His team is one of the oldest in the tournament. Goalie Craig Gordon, with 84 caps, is 43. Many of the squad’s biggest names, in their 30s, know this could be their last chance at a World Cup.
McTominay stars for Napoli in Italy’s Serie A, although his club teammate, Billy Gilmour, is injured and has to be left behind. Aston Villa’s John McGinn is a Tartan Army talisman for his reliable goal-getting and the goggles gesture he makes after scoring – in support of his nephew, who must wear eye protectors when he plays.
The captain, Andy Robertson, is second only to Kenny Dalglish in Scotland’s record caps list. Opportunity awaits two talented 19-year-olds, Findlay Curtis and Tyler Fletcher, one of whom, on the basis that in a small country the players belong to everyone, is my carer’s second cousin’s son and lives in a nearby village, so I can brag he’s practically family if he scores a goal.

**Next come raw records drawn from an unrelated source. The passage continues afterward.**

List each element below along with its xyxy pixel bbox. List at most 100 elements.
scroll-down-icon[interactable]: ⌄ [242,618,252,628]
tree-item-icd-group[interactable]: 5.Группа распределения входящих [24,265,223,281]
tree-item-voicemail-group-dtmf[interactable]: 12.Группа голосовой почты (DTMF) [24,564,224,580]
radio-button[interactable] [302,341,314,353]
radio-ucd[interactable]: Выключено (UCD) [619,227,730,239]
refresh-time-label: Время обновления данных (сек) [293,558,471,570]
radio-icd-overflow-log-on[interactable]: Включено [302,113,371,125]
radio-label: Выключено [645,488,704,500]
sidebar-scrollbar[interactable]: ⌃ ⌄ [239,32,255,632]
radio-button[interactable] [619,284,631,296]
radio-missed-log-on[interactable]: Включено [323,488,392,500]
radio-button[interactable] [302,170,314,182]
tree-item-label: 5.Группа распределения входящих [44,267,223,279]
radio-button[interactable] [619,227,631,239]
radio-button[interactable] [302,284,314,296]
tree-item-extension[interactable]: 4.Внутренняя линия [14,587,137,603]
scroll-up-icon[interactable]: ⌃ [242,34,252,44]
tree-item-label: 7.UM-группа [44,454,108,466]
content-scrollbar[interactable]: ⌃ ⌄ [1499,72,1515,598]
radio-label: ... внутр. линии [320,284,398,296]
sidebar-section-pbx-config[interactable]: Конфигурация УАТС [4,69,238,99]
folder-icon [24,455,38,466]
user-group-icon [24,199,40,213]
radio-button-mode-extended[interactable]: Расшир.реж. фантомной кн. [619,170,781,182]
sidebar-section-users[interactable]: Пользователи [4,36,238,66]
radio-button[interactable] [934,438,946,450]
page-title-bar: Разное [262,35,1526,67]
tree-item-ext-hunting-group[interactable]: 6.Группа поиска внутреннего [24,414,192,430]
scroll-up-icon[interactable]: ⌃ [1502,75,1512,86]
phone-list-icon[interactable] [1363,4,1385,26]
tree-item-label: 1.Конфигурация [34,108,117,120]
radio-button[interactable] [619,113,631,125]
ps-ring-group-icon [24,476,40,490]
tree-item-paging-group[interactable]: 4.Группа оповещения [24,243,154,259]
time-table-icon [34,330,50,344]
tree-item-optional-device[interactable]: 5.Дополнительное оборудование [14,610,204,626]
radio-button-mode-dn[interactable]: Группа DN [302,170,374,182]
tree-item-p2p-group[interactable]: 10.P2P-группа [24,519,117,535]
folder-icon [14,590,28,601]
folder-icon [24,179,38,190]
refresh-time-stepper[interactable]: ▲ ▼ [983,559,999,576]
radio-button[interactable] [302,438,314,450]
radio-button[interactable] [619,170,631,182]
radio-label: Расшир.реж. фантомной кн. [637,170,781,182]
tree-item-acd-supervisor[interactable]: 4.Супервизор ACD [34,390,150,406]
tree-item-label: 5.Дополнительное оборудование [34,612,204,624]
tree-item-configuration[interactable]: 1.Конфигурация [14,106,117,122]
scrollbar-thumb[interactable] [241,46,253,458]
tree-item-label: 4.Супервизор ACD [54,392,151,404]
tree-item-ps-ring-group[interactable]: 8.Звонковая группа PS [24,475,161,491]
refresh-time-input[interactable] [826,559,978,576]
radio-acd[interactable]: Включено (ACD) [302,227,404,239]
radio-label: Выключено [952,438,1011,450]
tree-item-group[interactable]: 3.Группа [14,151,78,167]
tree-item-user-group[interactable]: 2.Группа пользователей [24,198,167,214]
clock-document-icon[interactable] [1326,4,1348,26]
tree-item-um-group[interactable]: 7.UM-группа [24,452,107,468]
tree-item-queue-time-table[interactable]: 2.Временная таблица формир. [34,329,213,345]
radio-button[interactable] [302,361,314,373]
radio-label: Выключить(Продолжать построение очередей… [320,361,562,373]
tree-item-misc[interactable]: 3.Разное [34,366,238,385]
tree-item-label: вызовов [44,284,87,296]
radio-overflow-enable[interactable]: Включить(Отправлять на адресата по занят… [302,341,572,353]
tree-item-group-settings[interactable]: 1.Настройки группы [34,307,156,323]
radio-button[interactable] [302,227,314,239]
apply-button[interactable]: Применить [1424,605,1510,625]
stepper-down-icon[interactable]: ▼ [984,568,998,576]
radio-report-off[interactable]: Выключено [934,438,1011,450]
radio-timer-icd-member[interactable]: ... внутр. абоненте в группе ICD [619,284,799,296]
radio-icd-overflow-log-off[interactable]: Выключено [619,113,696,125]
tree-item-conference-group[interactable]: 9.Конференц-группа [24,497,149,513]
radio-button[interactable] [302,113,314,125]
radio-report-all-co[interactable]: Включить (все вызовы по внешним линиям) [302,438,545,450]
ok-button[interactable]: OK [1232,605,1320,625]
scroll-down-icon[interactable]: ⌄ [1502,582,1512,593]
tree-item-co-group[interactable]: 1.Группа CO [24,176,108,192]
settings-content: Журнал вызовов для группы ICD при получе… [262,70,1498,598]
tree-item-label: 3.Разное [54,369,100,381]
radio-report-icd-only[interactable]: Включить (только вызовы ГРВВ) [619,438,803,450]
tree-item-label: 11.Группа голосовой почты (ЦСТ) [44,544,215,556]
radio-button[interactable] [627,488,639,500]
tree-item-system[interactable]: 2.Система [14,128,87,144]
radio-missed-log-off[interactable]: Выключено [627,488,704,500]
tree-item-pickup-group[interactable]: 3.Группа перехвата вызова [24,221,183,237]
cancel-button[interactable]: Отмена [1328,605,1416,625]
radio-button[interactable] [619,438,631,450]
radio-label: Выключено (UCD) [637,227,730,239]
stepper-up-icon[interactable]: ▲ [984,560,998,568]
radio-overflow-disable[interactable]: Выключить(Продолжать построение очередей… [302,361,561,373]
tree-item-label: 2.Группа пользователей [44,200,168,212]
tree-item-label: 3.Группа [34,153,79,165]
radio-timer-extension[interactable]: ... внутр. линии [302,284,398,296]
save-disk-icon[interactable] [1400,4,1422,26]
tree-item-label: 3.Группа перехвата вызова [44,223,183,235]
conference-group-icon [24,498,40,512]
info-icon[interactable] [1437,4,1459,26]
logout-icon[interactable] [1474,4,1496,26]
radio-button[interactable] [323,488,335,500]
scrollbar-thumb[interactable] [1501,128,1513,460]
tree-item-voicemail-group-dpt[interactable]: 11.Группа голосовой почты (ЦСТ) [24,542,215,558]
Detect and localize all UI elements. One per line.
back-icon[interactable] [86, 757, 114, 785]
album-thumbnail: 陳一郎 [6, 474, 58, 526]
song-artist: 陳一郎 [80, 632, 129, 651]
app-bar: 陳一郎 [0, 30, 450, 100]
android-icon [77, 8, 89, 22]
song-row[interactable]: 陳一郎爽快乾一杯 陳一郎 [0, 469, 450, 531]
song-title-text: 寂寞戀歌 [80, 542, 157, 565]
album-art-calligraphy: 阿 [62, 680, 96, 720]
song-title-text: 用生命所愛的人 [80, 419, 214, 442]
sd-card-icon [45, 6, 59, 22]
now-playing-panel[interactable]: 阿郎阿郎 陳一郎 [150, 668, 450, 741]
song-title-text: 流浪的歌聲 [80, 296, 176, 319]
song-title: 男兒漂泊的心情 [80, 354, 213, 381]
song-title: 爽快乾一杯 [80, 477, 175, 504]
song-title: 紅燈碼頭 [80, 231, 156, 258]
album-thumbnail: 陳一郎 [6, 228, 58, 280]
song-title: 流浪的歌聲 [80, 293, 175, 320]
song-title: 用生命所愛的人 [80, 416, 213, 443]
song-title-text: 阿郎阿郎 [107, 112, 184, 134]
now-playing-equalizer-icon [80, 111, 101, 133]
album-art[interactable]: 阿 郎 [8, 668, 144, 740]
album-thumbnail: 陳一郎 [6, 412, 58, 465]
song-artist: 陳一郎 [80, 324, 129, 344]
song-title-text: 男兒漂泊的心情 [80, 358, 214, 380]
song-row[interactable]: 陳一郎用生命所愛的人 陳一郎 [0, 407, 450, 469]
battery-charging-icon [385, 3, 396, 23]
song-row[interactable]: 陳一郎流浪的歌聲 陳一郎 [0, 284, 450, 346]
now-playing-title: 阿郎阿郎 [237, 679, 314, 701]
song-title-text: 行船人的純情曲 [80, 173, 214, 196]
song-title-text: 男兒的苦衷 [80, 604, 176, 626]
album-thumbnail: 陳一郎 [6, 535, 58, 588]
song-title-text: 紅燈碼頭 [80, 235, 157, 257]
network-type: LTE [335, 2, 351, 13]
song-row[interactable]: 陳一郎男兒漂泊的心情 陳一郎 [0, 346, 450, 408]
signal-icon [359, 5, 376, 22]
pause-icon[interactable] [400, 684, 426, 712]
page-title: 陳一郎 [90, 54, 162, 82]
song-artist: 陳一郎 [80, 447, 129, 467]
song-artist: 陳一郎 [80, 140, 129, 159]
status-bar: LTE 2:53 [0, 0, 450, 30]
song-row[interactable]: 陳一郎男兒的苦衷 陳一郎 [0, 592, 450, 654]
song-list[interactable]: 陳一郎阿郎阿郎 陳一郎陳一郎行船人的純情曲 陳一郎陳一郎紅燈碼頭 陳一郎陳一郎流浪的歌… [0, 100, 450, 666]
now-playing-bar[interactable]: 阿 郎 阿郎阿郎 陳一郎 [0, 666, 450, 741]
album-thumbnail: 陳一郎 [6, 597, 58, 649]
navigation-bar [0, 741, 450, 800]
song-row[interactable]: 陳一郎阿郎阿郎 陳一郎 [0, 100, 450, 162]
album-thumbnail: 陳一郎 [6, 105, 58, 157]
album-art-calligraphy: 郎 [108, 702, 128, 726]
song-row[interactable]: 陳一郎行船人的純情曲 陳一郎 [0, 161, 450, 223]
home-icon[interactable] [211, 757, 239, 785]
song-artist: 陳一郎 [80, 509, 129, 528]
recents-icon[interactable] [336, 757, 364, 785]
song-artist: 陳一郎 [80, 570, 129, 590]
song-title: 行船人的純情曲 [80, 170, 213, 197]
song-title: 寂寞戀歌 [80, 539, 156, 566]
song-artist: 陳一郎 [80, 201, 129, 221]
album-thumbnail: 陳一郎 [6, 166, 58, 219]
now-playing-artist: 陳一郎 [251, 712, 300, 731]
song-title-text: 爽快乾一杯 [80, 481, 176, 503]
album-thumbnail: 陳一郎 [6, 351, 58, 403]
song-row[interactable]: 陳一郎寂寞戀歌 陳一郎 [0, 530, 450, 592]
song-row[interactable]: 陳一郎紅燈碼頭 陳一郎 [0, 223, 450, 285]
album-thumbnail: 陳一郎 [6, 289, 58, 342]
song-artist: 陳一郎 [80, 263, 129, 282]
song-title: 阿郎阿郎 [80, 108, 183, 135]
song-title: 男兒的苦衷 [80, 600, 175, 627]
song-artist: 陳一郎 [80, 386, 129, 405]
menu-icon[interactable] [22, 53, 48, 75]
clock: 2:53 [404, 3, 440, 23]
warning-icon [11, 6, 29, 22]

A nation, then, readies itself. Extended drinks licences have been granted. Fridges are stocked. An estimated 25,000 foot soldiers could travel to the tournament: some sold organs to acquire tickets for flights.
Perhaps the best way to understand the sweet madness is the beautiful little documentary, Scotland 78: A Love Story, which perfectly distils the everlasting Caledonian tragicomedy of hope, hype and disappointment. At that disastrous tournament in Argentina, Scotland had world-class players but lost 3-1 in the opener against Peru.
I have a memory of which I’m not proud: a warm summer night in Edinburgh, hanging out of a first-floor window with fellow students from England. We were singing, to the tune of Blondie’s Denis: “Peru, Peru, oh with your eyes so blue/ Peru, Peru, I’ve got a crush on you/ Peru, Peru, I’m so in love with you” to a group of disconsolate fans.
Outsiders then, we thought it funny to mock the hubris of a small, working-class nation. Decades humbler, I have learned that football enables a proud people, briefly, to escape tough lives, demonstrate love and dream of better things.
And so they begin again. The pain and the scars are forgotten. Fresh hope emerges. Scotland expects. Let the party get started.